Quem se guia pelas notícias da imprensa internacional e das
agências que as repetem no Brasil, a Venezuela enfrenta um caos econômico, o
povo passa fome e um governo ditatorial se impõe contra tudo e contra todos.
Testemunhas e observadores enviados à Venezuela por organismos internacionais
de Direitos Humanos atestaram que a situação econômica é difícil porque os
comerciantes boicotam o governo e escondem alimentos para vendê-los pelo preço
do dólar paralelo. No entanto, o governo respeita todas as leis democráticas,
existe plena liberdade de organização e de comunicação e os programas sociais
funcionam de forma melhor do que na maioria dos países do continente, inclusive
no Brasil. Para quem acha que o império conseguiu acabar com tudo, é bom saber
que a Bolívia continua o seu caminho e que o Equador acabou de eleger um
presidente que continuará o caminho até aqui percorrido pelo governo de Rafael
Correa.
No México, desde que, em 1994, começou a rebelião zapatista
dos índios em Chiapas, a vida das comunidades indígenas mudou muito.
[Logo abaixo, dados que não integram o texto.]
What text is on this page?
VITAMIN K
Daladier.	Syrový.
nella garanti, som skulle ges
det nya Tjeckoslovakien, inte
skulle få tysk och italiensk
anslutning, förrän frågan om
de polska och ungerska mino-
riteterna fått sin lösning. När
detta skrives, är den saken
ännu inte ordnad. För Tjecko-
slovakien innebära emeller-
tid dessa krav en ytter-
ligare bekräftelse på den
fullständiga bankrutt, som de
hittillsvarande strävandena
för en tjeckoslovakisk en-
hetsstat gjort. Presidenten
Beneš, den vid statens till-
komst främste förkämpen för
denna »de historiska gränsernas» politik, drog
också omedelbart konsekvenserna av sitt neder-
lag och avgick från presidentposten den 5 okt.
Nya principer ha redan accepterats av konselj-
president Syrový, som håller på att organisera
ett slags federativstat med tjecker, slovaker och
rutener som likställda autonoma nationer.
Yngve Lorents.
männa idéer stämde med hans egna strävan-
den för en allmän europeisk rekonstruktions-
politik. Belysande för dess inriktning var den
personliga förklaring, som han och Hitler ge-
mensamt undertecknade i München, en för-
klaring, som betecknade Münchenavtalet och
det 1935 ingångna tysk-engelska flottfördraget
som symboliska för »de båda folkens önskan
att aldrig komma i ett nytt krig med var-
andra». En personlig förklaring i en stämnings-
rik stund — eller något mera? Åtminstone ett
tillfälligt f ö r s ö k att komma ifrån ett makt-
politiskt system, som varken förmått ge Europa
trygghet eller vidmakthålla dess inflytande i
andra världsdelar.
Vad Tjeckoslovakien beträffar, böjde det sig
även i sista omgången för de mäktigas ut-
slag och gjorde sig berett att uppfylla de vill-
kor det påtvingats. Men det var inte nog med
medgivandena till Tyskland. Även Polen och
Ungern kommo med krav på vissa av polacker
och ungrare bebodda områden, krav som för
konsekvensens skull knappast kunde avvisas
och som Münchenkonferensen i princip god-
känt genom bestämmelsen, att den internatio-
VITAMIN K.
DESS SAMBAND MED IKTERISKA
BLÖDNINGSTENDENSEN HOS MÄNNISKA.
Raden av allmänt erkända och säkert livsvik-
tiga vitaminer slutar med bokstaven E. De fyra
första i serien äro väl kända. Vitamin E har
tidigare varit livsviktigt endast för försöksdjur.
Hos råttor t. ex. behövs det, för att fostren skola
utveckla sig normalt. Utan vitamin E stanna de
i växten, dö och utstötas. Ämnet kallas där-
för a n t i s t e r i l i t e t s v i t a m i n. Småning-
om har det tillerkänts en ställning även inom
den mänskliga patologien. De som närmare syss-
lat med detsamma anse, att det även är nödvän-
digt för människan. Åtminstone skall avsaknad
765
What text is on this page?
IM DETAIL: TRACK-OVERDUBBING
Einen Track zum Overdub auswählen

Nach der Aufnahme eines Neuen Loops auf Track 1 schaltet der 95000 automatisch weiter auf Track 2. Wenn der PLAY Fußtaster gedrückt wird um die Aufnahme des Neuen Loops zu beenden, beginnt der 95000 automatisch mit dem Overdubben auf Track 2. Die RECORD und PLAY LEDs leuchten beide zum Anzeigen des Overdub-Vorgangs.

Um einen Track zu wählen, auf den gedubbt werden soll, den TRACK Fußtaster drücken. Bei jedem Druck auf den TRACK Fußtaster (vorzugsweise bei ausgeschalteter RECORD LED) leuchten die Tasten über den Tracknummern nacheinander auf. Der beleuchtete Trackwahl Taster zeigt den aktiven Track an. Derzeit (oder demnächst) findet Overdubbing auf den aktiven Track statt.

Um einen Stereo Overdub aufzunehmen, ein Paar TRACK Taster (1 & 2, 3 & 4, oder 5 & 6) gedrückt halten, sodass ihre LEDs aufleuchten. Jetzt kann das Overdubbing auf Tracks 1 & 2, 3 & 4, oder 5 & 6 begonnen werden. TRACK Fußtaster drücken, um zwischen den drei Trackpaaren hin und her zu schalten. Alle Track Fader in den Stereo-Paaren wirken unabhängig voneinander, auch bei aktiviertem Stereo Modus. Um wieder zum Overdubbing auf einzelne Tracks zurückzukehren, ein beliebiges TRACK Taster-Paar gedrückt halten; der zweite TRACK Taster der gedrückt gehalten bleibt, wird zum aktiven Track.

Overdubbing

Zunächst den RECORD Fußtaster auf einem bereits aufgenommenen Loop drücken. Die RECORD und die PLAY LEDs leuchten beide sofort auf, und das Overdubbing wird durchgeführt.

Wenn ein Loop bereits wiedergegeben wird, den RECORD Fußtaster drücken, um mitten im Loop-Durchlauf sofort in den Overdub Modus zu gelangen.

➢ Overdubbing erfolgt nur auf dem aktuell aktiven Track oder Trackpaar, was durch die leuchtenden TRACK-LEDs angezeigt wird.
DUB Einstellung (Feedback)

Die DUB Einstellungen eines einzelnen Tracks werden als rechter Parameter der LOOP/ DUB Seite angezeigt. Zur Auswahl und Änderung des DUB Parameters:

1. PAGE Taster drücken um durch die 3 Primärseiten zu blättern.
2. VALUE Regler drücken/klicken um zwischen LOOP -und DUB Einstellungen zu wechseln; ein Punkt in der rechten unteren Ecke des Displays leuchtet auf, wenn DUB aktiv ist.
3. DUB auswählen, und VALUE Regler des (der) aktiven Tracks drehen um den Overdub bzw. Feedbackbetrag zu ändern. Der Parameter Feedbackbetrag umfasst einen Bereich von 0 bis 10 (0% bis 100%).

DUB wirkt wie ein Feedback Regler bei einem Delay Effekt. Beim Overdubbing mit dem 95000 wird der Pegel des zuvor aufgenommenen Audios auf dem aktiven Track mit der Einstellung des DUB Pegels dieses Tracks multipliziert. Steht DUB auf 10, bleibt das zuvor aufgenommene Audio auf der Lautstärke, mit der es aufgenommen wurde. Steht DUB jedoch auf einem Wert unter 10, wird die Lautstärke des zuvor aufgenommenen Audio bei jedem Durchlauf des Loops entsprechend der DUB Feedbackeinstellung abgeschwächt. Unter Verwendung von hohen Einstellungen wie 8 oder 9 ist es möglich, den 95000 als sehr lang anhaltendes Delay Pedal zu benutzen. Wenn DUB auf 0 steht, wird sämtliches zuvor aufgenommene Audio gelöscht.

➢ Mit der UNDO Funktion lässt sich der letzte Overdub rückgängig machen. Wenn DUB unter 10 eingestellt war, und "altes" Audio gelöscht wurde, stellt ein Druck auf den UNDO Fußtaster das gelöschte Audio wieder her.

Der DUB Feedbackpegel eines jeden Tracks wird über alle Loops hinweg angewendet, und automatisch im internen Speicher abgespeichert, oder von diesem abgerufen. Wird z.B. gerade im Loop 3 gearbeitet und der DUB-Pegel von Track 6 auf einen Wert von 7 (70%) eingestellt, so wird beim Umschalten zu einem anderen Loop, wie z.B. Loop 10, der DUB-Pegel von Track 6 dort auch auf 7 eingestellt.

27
Os índios tentaram diversos acordos de paz com
o governo. Todos falharam porque o governo não respeitou nenhum. Muitos líderes
foram assassinados. Um cai e outro segue o caminho até ser morto e substituído
por outro e, assim, eles não perdem a esperança. Apesar de terem sofrido
repressões terríveis e de que muita gente foi assassinada, os índios
organizaram os caracóis, unidades
organizativas com um governo próprio nas comunidades locais. E contra o que
chamam "a preguiça do pensamento", organizam seminários e encontros
de estudo a que chamam de "sementeiras". Nos anos de 2013 e 2014, a
escolinha zapatista acolheu três mil jovens estudantes de diversos países,
interessados em pensar uma política baseada na solidariedade e um modo de
organizar a sociedade mundial a partir de baixo e dos pobres. Pensam em apresentar uma mulher índia
como candidata à presidente do México em 2018. Sabem que a chance de vitória é
mínima, mas teriam o tempo de campanha para despertar o povo do México para um
fato que eles expressam assim: "Já podemos
escutar o som de um mundo que desaba. Escutem! Esse mundo é a sociedade, essa que
vocês sustentam e acham que tem de se organizar desse modo. O nosso outro mundo
(indígena) foi reduzido a pouco e vocês acham que está em ocaso. Vocês nos veem
como um povo primitivo e atrasado. Mas, o nosso anoitecer nos levará à luz da
ressurreição porque é feito de amor e de esperança".
Que essa mensagem dos índios do México possam nos animar a
continuar o caminho do amanhecer em busca de uma sociedade mais justa. Como diz
o Fórum Social Mundial: "Um mundo
novo é necessário. Juntos podemos torná-lo possível".